@juancarlosmf_

El gobierno se está comportando como aquel joven que está recibiendo sus primeros salarios y no ordena sus gastos, y que luego recurre a extender la mano a sus padres para que le ayuden a terminar el mes. De esta forma tenemos un gobierno financieramente irresponsable.

Sigfrido Reyes y Guillermo Gallegos (FMLN y GANA)
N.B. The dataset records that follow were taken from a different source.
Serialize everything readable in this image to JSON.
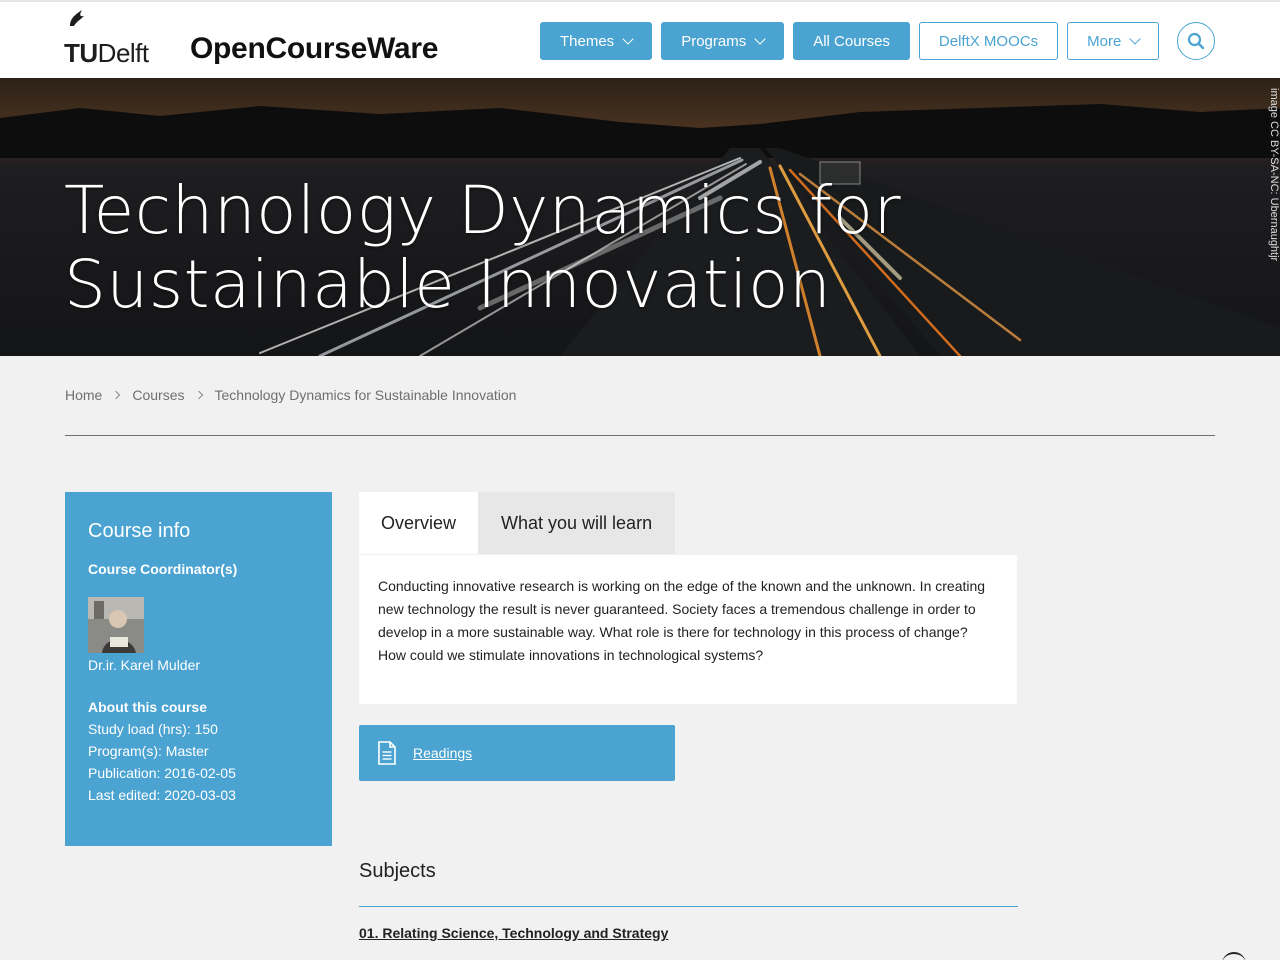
{
  "header": {
    "logo_text_tu": "TU",
    "logo_text_delft": "Delft",
    "site_title": "OpenCourseWare",
    "nav": [
      {
        "label": "Themes",
        "has_dropdown": true,
        "style": "filled"
      },
      {
        "label": "Programs",
        "has_dropdown": true,
        "style": "filled"
      },
      {
        "label": "All Courses",
        "has_dropdown": false,
        "style": "filled"
      },
      {
        "label": "DelftX MOOCs",
        "has_dropdown": false,
        "style": "outline"
      },
      {
        "label": "More",
        "has_dropdown": true,
        "style": "outline"
      }
    ],
    "search_icon": "search-icon"
  },
  "hero": {
    "title": "Technology Dynamics for Sustainable Innovation",
    "credit": "image CC BY-SA-NC: Ubernaughtjr"
  },
  "breadcrumb": [
    "Home",
    "Courses",
    "Technology Dynamics for Sustainable Innovation"
  ],
  "course_info": {
    "heading": "Course info",
    "coordinator_label": "Course Coordinator(s)",
    "coordinator_name": "Dr.ir. Karel Mulder",
    "about_label": "About this course",
    "study_load": "Study load (hrs): 150",
    "programs": "Program(s): Master",
    "publication": "Publication: 2016-02-05",
    "last_edited": "Last edited: 2020-03-03"
  },
  "tabs": [
    {
      "label": "Overview",
      "active": true
    },
    {
      "label": "What you will learn",
      "active": false
    }
  ],
  "overview_text": "Conducting innovative research is working on the edge of the known and the unknown. In creating new technology the result is never guaranteed. Society faces a tremendous challenge in order to develop in a more sustainable way. What role is there for technology in this process of change? How could we stimulate innovations in technological systems?",
  "readings": {
    "label": "Readings",
    "icon": "document-icon"
  },
  "subjects": {
    "heading": "Subjects",
    "items": [
      "01. Relating Science, Technology and Strategy"
    ]
  },
  "colors": {
    "accent": "#4aa3d1",
    "background": "#f1f1f1"
  }
}
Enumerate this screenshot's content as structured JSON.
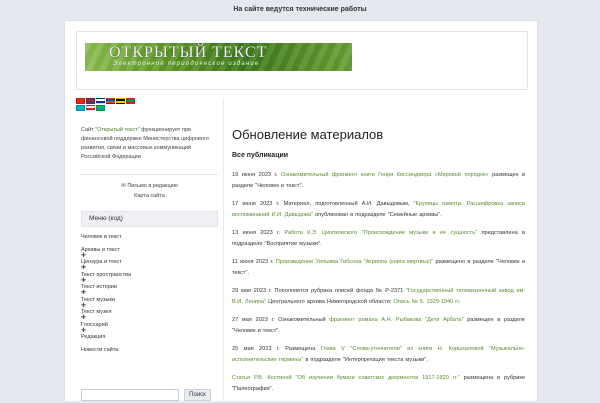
{
  "notice": "На сайте ведутся технические работы",
  "header": {
    "logo_title": "ОТКРЫТЫЙ ТЕКСТ",
    "logo_subtitle": "Электронное периодическое издание"
  },
  "flags": [
    {
      "name": "flag-china",
      "colors": [
        "#de2910",
        "#de2910"
      ]
    },
    {
      "name": "flag-usa",
      "colors": [
        "#b22234",
        "#3c3b6e"
      ]
    },
    {
      "name": "flag-finland",
      "colors": [
        "#ffffff",
        "#003580"
      ]
    },
    {
      "name": "flag-france",
      "colors": [
        "#0055a4",
        "#ef4135"
      ]
    },
    {
      "name": "flag-germany",
      "colors": [
        "#000000",
        "#ffce00"
      ]
    },
    {
      "name": "flag-italy",
      "colors": [
        "#009246",
        "#ce2b37"
      ]
    },
    {
      "name": "flag-kazakhstan",
      "colors": [
        "#00afca",
        "#00afca"
      ]
    },
    {
      "name": "flag-russia",
      "colors": [
        "#ffffff",
        "#d52b1e"
      ]
    },
    {
      "name": "flag-uzbekistan",
      "colors": [
        "#1eb53a",
        "#0099b5"
      ]
    }
  ],
  "sidebar": {
    "about_prefix": "Сайт ",
    "about_highlight": "\"Открытый текст\"",
    "about_rest": " функционирует при финансовой поддержке Министерства цифрового развития, связи и массовых коммуникаций Российской Федерации",
    "mail_link": "✉ Письмо в редакцию",
    "sitemap_link": "Карта сайта",
    "menu_title": "Меню (код)",
    "menu_items": [
      {
        "label": "Человек и текст",
        "plus": false
      },
      {
        "label": "Архивы и текст",
        "plus": true
      },
      {
        "label": "Цензура и текст",
        "plus": true
      },
      {
        "label": "Текст пространства",
        "plus": true
      },
      {
        "label": "Текст истории",
        "plus": true
      },
      {
        "label": "Текст музыки",
        "plus": true
      },
      {
        "label": "Текст музея",
        "plus": true
      },
      {
        "label": "Глоссарий",
        "plus": true
      },
      {
        "label": "Редакция",
        "plus": false
      },
      {
        "label": "Новости сайта",
        "plus": false
      }
    ],
    "search_placeholder": "",
    "search_button": "Поиск"
  },
  "main": {
    "title": "Обновление материалов",
    "subtitle": "Все публикации",
    "entries": [
      [
        {
          "t": "19 июня 2023 г. "
        },
        {
          "t": "Ознакомительный фрагмент книги Генри Киссинджера «Мировой порядок»",
          "link": true
        },
        {
          "t": " размещен в разделе \"Человек и текст\"."
        }
      ],
      [
        {
          "t": "17 июня 2023 г. Материал, подготовленный А.И. Давыдовым, "
        },
        {
          "t": "\"Крупицы памяти. Расшифровка записи воспоминаний И.И. Давыдова\"",
          "link": true
        },
        {
          "t": " опубликован в подразделе \"Семейные архивы\"."
        }
      ],
      [
        {
          "t": "13 июня 2023 г. "
        },
        {
          "t": "Работа К.Э. Циолковского \"Происхождение музыки и ее сущность\"",
          "link": true
        },
        {
          "t": " представлена в подразделе \"Восприятие музыки\"."
        }
      ],
      [
        {
          "t": "11 июня 2023 г. "
        },
        {
          "t": "Произведение Уильяма Гибсона \"Агриппа (книга мертвых)\"",
          "link": true
        },
        {
          "t": " размещено в разделе \"Человек и текст\"."
        }
      ],
      [
        {
          "t": "29 мая 2023 г. Пополняется рубрика описей фонда № Р-2371 "
        },
        {
          "t": "\"Государственный телевизионный завод им. В.И. Ленина\"",
          "link": true
        },
        {
          "t": " Центрального архива Нижегородской области: "
        },
        {
          "t": "Опись № 5. 1929-1940 гг.",
          "link": true
        }
      ],
      [
        {
          "t": "27 мая 2023 г. Ознакомительный "
        },
        {
          "t": "фрагмент романа А.Н. Рыбакова \"Дети Арбата\"",
          "link": true
        },
        {
          "t": " размещен в разделе \"Человек и текст\"."
        }
      ],
      [
        {
          "t": "25 мая 2023 г. Размещена "
        },
        {
          "t": "Глава V \"Слова-уточнители\" из книги Н. Корыхаловой \"Музыкально-исполнительские термины\"",
          "link": true
        },
        {
          "t": " в подразделе \"Интерпретация текста музыки\"."
        }
      ],
      [
        {
          "t": "Статья Р.В. Костиной \"Об изучении бумаги советских документов 1917-1920 гг.\"",
          "link": true
        },
        {
          "t": " размещена в рубрике \"Палеография\"."
        }
      ]
    ]
  }
}
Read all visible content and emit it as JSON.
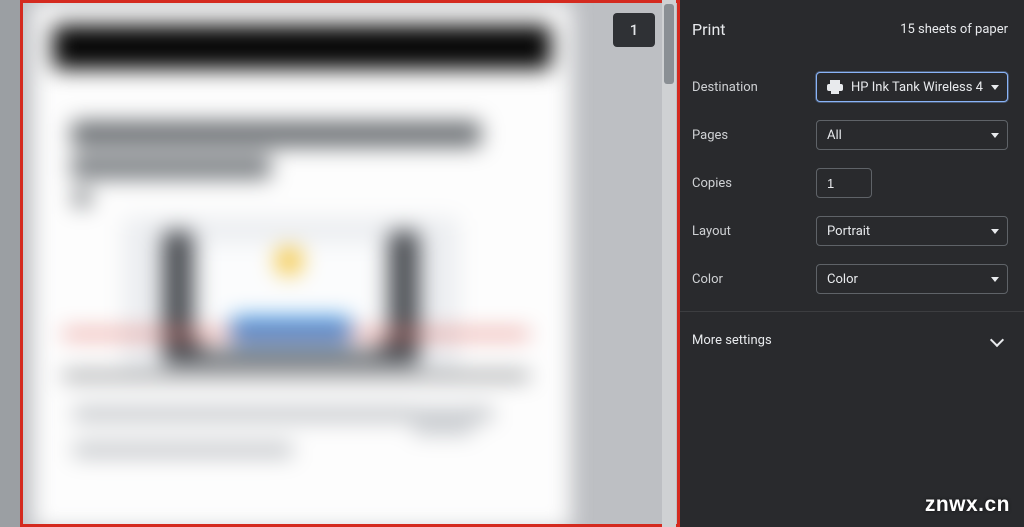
{
  "watermark": "znwx.cn",
  "preview": {
    "page_badge": "1"
  },
  "sidebar": {
    "title": "Print",
    "summary": "15 sheets of paper",
    "rows": {
      "destination": {
        "label": "Destination",
        "value": "HP Ink Tank Wireless 4"
      },
      "pages": {
        "label": "Pages",
        "value": "All"
      },
      "copies": {
        "label": "Copies",
        "value": "1"
      },
      "layout": {
        "label": "Layout",
        "value": "Portrait"
      },
      "color": {
        "label": "Color",
        "value": "Color"
      }
    },
    "more": "More settings"
  }
}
El país tiene ahora una nueva reforma fiscal aprobada por el dúo político FMLN-GANA con la cual tendrán más recursos para echar a andar el aparato estatal. Mientras el FMLN siga en el poder, el Estado cada vez necesitará más recursos. Regresamos a aprobación de leyes en sesiones nocturnas y como resultado un paquete de reformas que recaerán en los sectores productivos –en especial las micro y medianas empresas- y eso para nada dinamiza la economía estancada que tenemos. No hay que ser ingenuos, al final los costos se trasladan a los trabajadores, pues las empresas no querrán perder.

O sea, impuestos que repercuten en la productividad, aumentan la pobreza y disminuyen la capacidad adquisitiva; por lo que el gobierno responde con programas sociales que son financiados por todos los que aportan a través de impuestos. Y si cada vez hay más impuestos es porque las necesidades van aumentando. ¿Cuándo vamos a salir de la pobreza?, porque en vez de acercar y crear las oportunidades, se le están acortando a los pocos que ya las tienen. A eso le llamo el Círculo Vicioso de la Pobreza en El Salvador.

Recientemente el presidente Sánchez Cerén dijo que la única manera de mejorar era a través de los impuestos y el endeudamiento. Absurdo, porque el impuesto limita la capacidad adquisitiva y el endeudamiento son producto de la mala administración de las finanzas públicas. Lo que sí nos hará mejorar es entrar en el camino del progreso económico a la vez que el Estado se responsabiliza con el manejo de sus recursos. Es necesario generar primero el dinero con que se financiarán los programas gubernamentales a través del crecimiento económico, en vez de que se contribuya al fisco con una falsa solidaridad… sino que salgan a desfilar aquellos que se emocionan con el pago de impuestos.

Mapa de Pobreza de El Salvador (CEPAL 2014)

Nadie criticará mal los impuestos si viviéramos en un país donde la cobertura de la educación, la salud y la seguridad llegara a todos en cantidad y calidad y donde el empleo no fuera escaso, o sea un país con oportunidades y no uno donde la gente emigre a otros países, viva de remesas o tenga que desalojar sus casas por amenazas de pandillas. Es falso que más impuestos se traduzcan siempre en mayor bienestar, porque otros países a diferencia de El Salvador, han vivido procesos de diálogos sinceros, estableciéndose metas claras con las cuales pudieron cambiar la cultura en que vivían hacia una mejor. Pero acá algunos políticos son irresponsables, gastan nuestro dinero en viajes y comidas siendo conocedores de la precariedad social del país. ¿Por qué la sociedad tiene que socarse el cincho y no la clase política?

La reforma fiscal tiene dos caras: la “buena voluntad” del gobierno en sostener los programas sociales para las personas con menos oportunidades, y por otro la incapacidad de administrar los fondos recurriendo a meter mano en los bolsillos de los salvadoreños, sin racionalizar sus gastos y rendirnos cuentas. Doble cara, doble moral; el gobierno y compañía no están siendo honestos, pues nos dan un abrazo que con el tiempo nos asfixiarán.